Monday, July 2, 2007

Next steps


The day has finally come and my employment contract has finally come to an end. This means a couple of things, i.e. no more money and no reason to be here anymore! So, now I have to decide what to do next! On a daily basis, I don’t mind making decisions on what experiments to do next, but as far as my personal life goes, it’s the bane of my existence! I feel like I have just come to terms with the decision to move here and now am faced with having to make another one! I did apply for an editing job here in Athens and in true Greek style after having been told I had got the job, they changed their minds and withdrew the offer. So, I am essentially back to square one. My old job would love to keep me on, but due to the severe lack of public funding for scientific research here in Greece, just don’t have any money with which to pay me and as much as I would like to think it, I can’t live off the semi-fresh Athenian air.

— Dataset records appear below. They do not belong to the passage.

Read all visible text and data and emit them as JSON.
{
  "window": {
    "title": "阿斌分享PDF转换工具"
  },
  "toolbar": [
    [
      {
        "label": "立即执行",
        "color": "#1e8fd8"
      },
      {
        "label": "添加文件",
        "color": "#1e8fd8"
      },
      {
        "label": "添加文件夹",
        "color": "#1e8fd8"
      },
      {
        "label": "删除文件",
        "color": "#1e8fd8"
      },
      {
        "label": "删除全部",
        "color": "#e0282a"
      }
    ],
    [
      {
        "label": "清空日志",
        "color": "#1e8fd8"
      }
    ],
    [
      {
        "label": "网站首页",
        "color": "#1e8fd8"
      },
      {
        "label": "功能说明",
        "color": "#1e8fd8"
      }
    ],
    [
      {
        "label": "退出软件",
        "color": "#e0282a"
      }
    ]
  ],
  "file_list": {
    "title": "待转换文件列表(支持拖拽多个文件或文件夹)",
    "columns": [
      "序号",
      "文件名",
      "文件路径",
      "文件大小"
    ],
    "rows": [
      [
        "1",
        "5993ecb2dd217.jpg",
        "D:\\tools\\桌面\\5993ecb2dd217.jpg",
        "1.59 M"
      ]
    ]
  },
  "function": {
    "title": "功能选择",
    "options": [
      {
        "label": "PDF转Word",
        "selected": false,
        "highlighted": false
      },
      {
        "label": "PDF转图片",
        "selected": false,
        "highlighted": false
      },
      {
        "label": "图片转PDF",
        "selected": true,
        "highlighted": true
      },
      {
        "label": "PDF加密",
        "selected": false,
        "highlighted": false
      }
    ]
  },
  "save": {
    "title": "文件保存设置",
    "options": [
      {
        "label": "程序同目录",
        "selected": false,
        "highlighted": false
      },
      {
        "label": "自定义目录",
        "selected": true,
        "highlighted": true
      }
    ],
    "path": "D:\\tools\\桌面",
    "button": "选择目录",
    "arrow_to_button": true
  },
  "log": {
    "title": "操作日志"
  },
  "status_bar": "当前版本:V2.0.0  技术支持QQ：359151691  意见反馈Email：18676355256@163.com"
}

So, it’s looking like it’s back to old blighty for now which I am trying to convince myself is the right thing to do. As far as my career goes, it’s far better to work in a lab where you can at least understand the spoken language and have access to equipment and facilities that actually work! On a personal level, the realistic chances of me meeting a future partner are so much higher back home than they are here. For the first time in my life I am going to listen to my head and not my heart even though my heart keeps screaming at me to stay in this city and country that I have grown to love so much. I try and console it by assuring it that this is a temporary measure for a couple of years and that I will be back, armed with a good publication record and semi fluent Greek (which will be the result of many Greek evening classes which I am planning to enrol on).

So, the job hunt is on and I have set myself a preliminary leaving date of new year 2008. In the mean time I am trying not to think about it too much and not to scare myself stupid at the thought of moving to yet another new city on my own.